QuickList is a hybrid of zipList and linkedList. It splits the linkedList into segments, each of which is stored compactly using a zipList, and connects multiple Ziplists using a bidirectional pointer. Because the attached space of the linked list is relatively high, the prev and next Pointers take up 16 bytes (compared to 8 bytes in 64-bit systems). In addition, the memory of each node is allocated separately, which will increase the fragmentation of memory and affect the efficiency of memory management. Recommended reading: 50 Redis Interview Questions.

Quicklist’s default compression depth is 0, meaning no compression. To support fast push/pop operations, the first and last ziplists of the QuickList are uncompressed, and the depth is 1. To further save space, Redis will compress ziplist and store it using LZF algorithm. For more information, please reply at the background of Java Technology Stack wechat official account: Redis.

5

Hash

The underlying implementation of Hash objects can be ziplist (compressed list) or Hashtable (dictionary or Hash table).

Ziplist (compressed list) is used only if the Hash object meets both of the following conditions: 1. The number of elements in the hash is less than 512. 2. The key and value strings of all key-value pairs in the hash are shorter than 64 bytes.

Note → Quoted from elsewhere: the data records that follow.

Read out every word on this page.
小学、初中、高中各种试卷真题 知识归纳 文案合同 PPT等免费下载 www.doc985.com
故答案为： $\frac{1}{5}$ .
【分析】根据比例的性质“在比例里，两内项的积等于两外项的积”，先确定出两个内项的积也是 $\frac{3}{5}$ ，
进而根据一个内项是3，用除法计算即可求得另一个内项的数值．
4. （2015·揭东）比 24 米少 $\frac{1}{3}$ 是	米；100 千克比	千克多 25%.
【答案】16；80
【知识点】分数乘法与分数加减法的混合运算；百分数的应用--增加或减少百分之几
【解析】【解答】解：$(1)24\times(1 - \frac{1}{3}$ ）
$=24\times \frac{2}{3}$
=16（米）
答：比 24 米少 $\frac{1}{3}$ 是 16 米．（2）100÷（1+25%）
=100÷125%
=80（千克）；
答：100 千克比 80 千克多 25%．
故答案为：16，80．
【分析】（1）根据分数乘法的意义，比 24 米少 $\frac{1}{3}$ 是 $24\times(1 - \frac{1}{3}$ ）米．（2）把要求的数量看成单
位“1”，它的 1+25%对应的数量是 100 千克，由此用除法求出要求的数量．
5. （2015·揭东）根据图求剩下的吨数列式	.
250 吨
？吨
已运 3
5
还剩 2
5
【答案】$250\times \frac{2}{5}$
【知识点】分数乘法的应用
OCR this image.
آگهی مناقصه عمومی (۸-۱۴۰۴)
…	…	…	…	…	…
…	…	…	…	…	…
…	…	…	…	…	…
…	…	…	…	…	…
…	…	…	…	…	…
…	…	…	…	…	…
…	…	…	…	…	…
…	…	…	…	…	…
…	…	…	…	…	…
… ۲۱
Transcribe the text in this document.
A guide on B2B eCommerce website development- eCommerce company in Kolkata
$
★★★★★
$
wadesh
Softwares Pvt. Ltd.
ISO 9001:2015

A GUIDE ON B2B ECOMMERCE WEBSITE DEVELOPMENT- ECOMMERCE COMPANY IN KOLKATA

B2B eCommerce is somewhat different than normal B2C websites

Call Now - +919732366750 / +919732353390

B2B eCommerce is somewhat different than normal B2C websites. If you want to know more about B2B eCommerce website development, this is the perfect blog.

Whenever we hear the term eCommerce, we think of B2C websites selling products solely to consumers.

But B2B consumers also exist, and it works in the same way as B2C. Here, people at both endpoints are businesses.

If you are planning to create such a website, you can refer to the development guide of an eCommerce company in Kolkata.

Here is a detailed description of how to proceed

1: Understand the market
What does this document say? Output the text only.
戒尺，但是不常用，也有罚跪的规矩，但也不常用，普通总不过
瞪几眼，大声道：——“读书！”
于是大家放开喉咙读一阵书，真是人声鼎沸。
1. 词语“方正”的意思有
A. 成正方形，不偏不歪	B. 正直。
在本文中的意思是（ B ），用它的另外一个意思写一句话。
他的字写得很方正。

Hashtable Hash tables are efficient because they can perform O(1) complexity read and write operations. The source code is as follows:

Typedef struct dict {// type specific function dictType *type; // Private data void * privData; // Dictht ht[2]; // Rehash index // If rehash is not in progress, the value is -1 int rehashidx; /* Rehashing not in progress if rehashidx == -1 */ / /* number of iterators currently running */} dict; Typedef struct dictht {// dictEntry **table; // Hash table size unsigned long size; // Always equal to size-1 unsigned long sizemask; // The number of existing nodes in the hash table unsigned long used; } dictht; typedef struct dictEntry { void *key; union {void *val; uint64_t u64; int64_t s64; } v; Struct dictEntry *next; struct dictEntry *next; } dictEntry; Typedef struct dictType {// calculate the hashFunction unsigned int (*hashFunction)(const void *key); Void *(*keyDup)(void * privData, const void *key); Void *(*valDup)(void * privData, const void *obj); Int (*keyCompare)(void * privData, const void *key1, const void *key2); Void (*keyDestructor)(void * privData, void *key); Void (*valDestructor)(void * privData, void *obj); } dictType;Copy the code

The above source code can be simplified into the following structure:

                   

This structure is similar to JDK7’s old HashMap<String,Object>, which causes hash collisions when two or more keys are assigned to the same index of the hash array.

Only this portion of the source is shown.